2 Replies Latest reply on Jun 6, 2013 10:07 AM by nickr523

    dgemm giving different results depending on the machine it is run on.


      We are seeing different results from dgemm depending on which machine we run on.  We see these differences when we run with an AMD 6344 processor versus any machine that does not support AVX, FMA3, and FMA4.  I am running with ACML 5.3.1.  I have tried gfortran64 and gfortran64_fma4 library and both libraries produced the same results on a given machine.  I get consistent answer when running on a variety of Intel and AMD machines that do not support AVX, FMA3, and FMA4.  It is only the AMD 6344 that produces different answers.  This is the only processor I have access to that supports AVX, FMA3, and FMA4.


      Is this a bug?  Is there a setting we can use to get the AMD 6344 to produce the same answers as the other machines?





        • Re: dgemm giving different results depending on the machine it is run on.

          The ACML code when run on the 6344 will use FMA4 instructions and can produce different results than when the SSE code that will run on the Phenom.   This is because rounding is slightly different for FMA instructions.

          It is possible to have ACML use SSE instructions on the 6344, "export ACML_FMA=0" will do this.

          The problem is that SSE can only acheive half the floating point performance of the 6344 PileDriver floating point unit.  It requires FMA instructions to access the full performance.

          As noted in the other post, there does seem to be a problem with alignment that causes incorrect results, and we'll work on finding a solution to that issue.

            • Re: dgemm giving different results depending on the machine it is run on.

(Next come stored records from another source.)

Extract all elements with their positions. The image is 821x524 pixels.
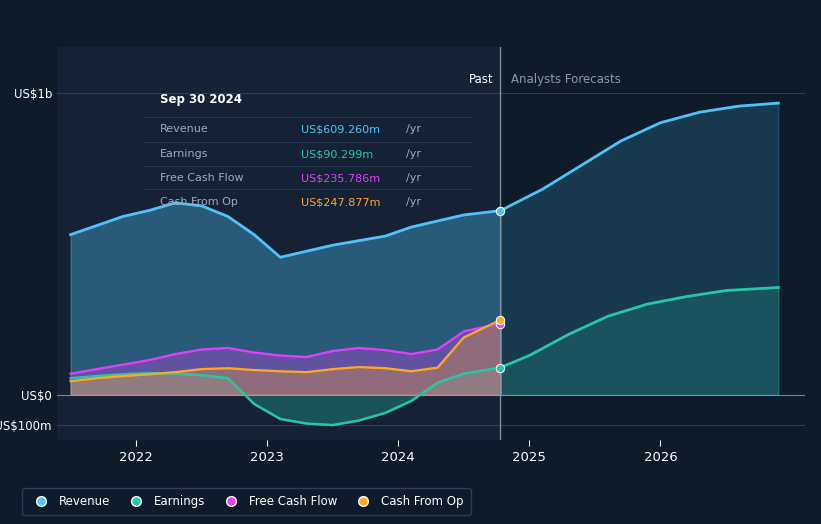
- Legend: Revenue, Earnings, Free Cash Flow, Cash From Op: Revenue, Earnings, Free Cash Flow, Cash …: [22, 488, 470, 516]
- Text: /yr: /yr: [406, 149, 421, 159]
- Text: US$235.786m: US$235.786m: [301, 173, 380, 183]
- Text: Sep 30 2024: Sep 30 2024: [160, 93, 242, 106]
- Text: /yr: /yr: [406, 124, 421, 134]
- Text: Free Cash Flow: Free Cash Flow: [160, 173, 244, 183]
- Text: Analysts Forecasts: Analysts Forecasts: [511, 73, 621, 86]
- Text: US$90.299m: US$90.299m: [301, 149, 374, 159]
- Text: Revenue: Revenue: [160, 124, 209, 134]
- Text: /yr: /yr: [406, 173, 421, 183]
- Text: US$609.260m: US$609.260m: [301, 124, 380, 134]
- Text: Past: Past: [470, 73, 494, 86]
- Bar: [501, 47, 805, 440]
- Text: Earnings: Earnings: [160, 149, 209, 159]
- Text: US$247.877m: US$247.877m: [301, 197, 381, 207]
- Text: /yr: /yr: [406, 197, 421, 207]
- Text: Cash From Op: Cash From Op: [160, 197, 238, 207]
- Bar: [57, 47, 501, 440]
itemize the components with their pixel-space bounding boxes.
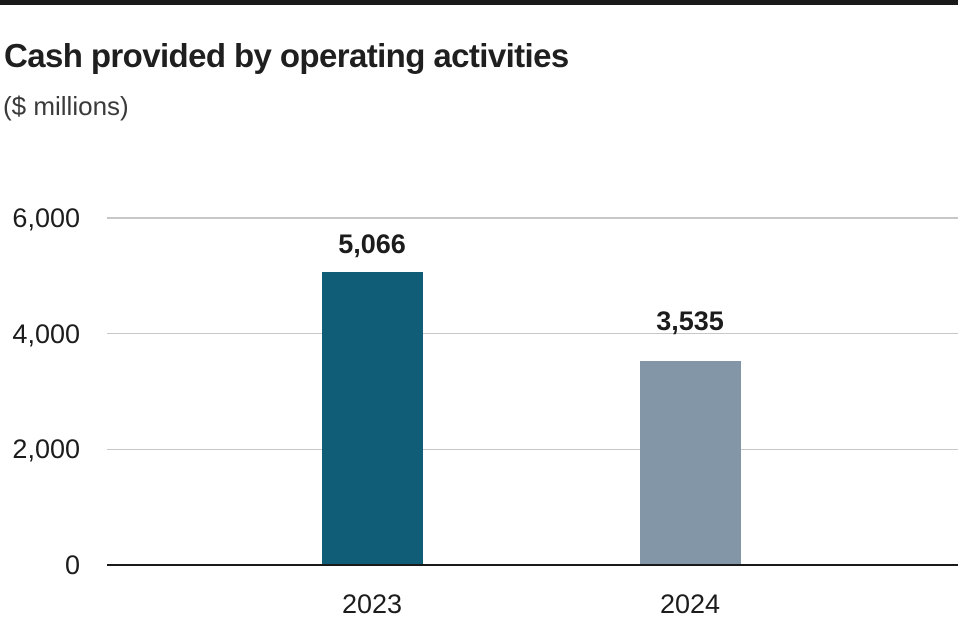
y-tick-label-0: 0 — [64, 550, 80, 580]
y-tick-label-2000: 2,000 — [12, 434, 80, 465]
axis-baseline — [107, 563, 958, 567]
bar-value-label-2023: 5,066 — [338, 229, 406, 259]
x-category-label-2024: 2024 — [659, 589, 721, 619]
x-category-label-2023: 2023 — [341, 589, 403, 619]
gridline-6000 — [107, 217, 958, 219]
gridline-2000 — [107, 448, 958, 451]
bar-2024 — [639, 360, 741, 565]
gridline-4000 — [107, 332, 958, 335]
top-rule — [0, 0, 958, 5]
chart-title: Cash provided by operating activities — [4, 37, 569, 74]
bar-value-label-2024: 3,535 — [656, 306, 724, 336]
chart-subtitle: ($ millions) — [3, 91, 129, 121]
bar-2023 — [321, 272, 423, 565]
y-tick-label-4000: 4,000 — [12, 318, 80, 349]
y-tick-label-6000: 6,000 — [12, 203, 80, 233]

              I have confirmed that running our tool with ACML 5.3.1 and with ACML_FMA set to 0 produce the same results on a "AMD Phenom(tm) II X6 1090T Processor", "AMD A4-3300 APU with Radeon(tm) HD Graphics" and a "AMD Opteron(tm) Processor 6344".  However, I am still seeing differences because of dgemm (although a lot fewer) compared to an older "Intel Xeon E5410".  I am also getting a third set of answers with a " Dual-Core AMD Opteron(tm) Processor 8220 SE" and "Dual Core AMD Opteron(tm) Processor 875".  I have not confirmed yet that these last differences is because of dgemm or something else.


              Our problem is we have all these above mentioned machines in our server farm and when we run our regression tests the jobs will go to most lightly loaded machines.  Getting different answers can cause tests to fail.  The differences I am seeing are small differences and look like they could be rounding differences but these differences can get multiplied and cause some threshold in our tool to trip differently and take a different path.


              We have been running with ACML version 3.0.0 since 2005.  This version gives the same answers on all the machines.  For many reasons we would like to update to the latest ACML.  But getting different answers on different machines is a problem for our testing and potentially for our customers.  Do you see a way around this?  Will fixing the memory alignment issue mentioned in my other post resolve these differences?